W. Duncan MacMillan, and James and Margaret Cargill died in 2006. In an article entitled, "The Richest People You've Never Heard Of", Forbes estimated that the fortunes of the MacMillans were worth $1.2 billion each, and that of James and Margaret Cargill were estimated at $1.8 billion each.

John Hugh MacMillan III (1928–2008), who worked for Cargill Inc for 35 years, from 1955 until his retirement in 1990 and served on the board of directors for many years, was on the 2007 Forbes list of billionaires, with an estimated net worth of $1.7 billion.

Four members of the Cargill family ranked 220 on "The 400 Richest Americans 2009" list, each with a net worth of $1.6 billion. Their fortunes were all listed as "inherited". Mary Janet Morse Cargill (85), who lived in Minneapolis, was the widow of James R. Cargill (1923–2006) of the second generation. The three others are third generation—Austen S. Cargill II (58) in Livingston, Montana, James R. Cargill II (60) Birchwood, and Marianne Cargill Liebmann (56) in Bozeman. Three of Cargill MacMillan Sr's four children Whitney MacMillan, Alice Whitney MacMillan, and Pauline MacMillan Keinath (born 1934 in Hennepin County, Minnesota), were on "The 400 Richest Americans 2009" with a listed revenue of $4.3 billion each. Marion MacMillan Pictet was also included on the list with an inherited fortune of $4.3 billion.

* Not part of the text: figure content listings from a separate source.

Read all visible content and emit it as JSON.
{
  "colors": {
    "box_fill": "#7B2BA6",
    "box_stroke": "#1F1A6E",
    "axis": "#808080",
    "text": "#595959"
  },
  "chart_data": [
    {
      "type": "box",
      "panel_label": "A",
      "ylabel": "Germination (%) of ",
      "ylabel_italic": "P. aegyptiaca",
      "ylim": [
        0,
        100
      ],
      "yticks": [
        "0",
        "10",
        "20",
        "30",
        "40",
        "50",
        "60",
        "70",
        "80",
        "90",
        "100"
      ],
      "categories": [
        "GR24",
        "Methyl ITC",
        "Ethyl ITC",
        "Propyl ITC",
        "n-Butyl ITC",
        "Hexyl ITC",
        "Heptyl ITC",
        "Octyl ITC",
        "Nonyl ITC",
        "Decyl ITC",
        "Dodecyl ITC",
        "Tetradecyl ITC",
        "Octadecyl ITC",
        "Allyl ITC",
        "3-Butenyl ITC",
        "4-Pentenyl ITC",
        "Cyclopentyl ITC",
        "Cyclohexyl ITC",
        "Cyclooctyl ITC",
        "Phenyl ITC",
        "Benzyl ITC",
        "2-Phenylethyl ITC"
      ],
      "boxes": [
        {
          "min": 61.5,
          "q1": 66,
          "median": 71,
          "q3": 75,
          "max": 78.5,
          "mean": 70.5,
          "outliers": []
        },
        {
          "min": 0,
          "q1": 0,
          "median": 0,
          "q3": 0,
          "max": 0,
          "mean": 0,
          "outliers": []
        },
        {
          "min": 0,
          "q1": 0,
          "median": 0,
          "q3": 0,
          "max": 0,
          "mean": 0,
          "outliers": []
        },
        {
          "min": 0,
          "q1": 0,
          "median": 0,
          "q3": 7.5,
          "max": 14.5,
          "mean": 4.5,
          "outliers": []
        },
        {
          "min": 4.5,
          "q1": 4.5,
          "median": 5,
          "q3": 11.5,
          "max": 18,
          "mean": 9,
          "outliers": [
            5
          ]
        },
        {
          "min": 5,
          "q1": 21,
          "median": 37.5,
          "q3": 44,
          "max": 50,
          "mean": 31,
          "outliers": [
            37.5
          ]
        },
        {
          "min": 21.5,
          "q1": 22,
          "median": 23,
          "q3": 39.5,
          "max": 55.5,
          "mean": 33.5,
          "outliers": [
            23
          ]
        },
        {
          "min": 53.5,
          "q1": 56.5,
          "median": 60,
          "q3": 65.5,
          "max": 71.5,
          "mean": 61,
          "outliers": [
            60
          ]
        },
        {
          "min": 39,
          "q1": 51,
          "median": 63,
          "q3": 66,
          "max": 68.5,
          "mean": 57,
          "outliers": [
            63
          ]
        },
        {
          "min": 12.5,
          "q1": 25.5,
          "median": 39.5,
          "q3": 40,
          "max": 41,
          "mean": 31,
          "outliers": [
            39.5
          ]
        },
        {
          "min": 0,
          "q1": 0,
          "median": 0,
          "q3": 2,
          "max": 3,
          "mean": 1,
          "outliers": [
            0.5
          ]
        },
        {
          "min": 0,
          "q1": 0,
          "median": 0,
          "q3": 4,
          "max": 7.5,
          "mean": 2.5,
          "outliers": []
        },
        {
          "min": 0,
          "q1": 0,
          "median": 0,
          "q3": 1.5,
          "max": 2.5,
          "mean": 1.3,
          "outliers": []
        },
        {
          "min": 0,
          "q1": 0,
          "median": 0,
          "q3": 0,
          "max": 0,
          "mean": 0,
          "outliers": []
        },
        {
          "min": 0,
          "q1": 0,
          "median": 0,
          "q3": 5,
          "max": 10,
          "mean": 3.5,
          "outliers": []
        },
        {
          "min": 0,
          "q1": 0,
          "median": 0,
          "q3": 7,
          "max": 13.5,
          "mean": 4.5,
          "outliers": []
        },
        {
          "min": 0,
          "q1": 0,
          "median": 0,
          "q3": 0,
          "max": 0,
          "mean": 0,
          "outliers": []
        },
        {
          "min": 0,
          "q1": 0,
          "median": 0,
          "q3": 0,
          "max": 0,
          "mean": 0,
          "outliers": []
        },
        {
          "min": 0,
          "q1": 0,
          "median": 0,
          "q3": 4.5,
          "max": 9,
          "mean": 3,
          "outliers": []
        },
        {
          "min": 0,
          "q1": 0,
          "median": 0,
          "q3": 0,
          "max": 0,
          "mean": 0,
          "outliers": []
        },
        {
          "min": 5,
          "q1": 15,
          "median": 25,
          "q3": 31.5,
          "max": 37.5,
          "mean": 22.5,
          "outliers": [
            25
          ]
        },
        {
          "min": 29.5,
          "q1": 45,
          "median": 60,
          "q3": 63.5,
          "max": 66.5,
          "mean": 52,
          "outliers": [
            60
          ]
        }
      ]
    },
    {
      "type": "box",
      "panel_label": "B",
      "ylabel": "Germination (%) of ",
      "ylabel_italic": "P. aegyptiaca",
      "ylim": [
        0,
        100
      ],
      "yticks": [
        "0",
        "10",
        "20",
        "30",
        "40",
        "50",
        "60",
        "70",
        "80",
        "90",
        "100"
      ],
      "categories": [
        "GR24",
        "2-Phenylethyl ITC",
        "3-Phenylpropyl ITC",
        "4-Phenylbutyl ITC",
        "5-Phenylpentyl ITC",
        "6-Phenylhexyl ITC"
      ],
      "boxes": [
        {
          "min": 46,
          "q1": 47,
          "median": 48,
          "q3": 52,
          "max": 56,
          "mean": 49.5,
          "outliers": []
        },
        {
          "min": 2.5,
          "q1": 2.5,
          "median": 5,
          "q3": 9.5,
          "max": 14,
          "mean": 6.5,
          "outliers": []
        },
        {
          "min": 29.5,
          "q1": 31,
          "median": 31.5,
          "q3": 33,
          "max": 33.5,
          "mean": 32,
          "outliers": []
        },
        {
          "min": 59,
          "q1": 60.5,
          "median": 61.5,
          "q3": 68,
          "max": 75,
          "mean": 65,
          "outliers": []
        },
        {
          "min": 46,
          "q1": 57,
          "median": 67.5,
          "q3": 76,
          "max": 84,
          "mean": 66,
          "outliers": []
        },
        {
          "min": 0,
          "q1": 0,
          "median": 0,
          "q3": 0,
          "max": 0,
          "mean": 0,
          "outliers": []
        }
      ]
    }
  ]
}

Marianne Cargill Liebmann's net worth was $3.1 billion in 2020. In 2009, Forbes listed the net worth of Cargill MacMillan Jr at an estimated $4.3 billion. MacMillan Jr, who was a "longtime" member of Cargill Inc board of directors, had "no day-to-day role in the company".

Cargill heiress Marion MacMillan Pictet (1932–2009) ranked #176 on Forbes list in 2010 with a net worth of $4.5 billion, an increase over $4.3 in 2009. The net worth of her daughter, Gwendolyn Sontheim Meyer (born 1961/62), the great-great-granddaughter of William W. Cargill, was $4.4 billion in 2020, placing her #680 on the richest people in the United States in 2020. Sontheim Meyer's inheritance represented an "estimated 7% stake in food giant Cargill."

==Philanthropy==

Margaret Anne Cargill, a fourth generation member of the Cargill family, who died in 2006, had bequeathed her shares of the "Minnesota-based food, agriculture and fertilizer conglomerate" Cargill Inc worth about $6 billion to two non-profits—the Anne Ray Charitable Trust and the Margaret A. Cargill Foundation. For many years the charities could not access the funds because it would mean liquidating "private Cargill stock". When Cargill sold its 64-percent stakes in Mosaic in 2011, the two nonprofits exchanged the private Cargill stock for 114.5 million shares of the public Mosaic stock. When all of these Mosaic shares are finally sold, the two charities could become "two of the wealthiest grant makers in the United States." In 2012 Margaret Anne Cargill posthumously earned the #1 spot in The Chronicle of Philanthropy's annual list of America's 50 most generous donors, beating George Soros, Michael Bloomberg and Paul Allen. In announcing the winner Forbes said that "Not only is she almost entirely unknown, but the heiress to the Cargill agribusiness fortune passed away in 2006."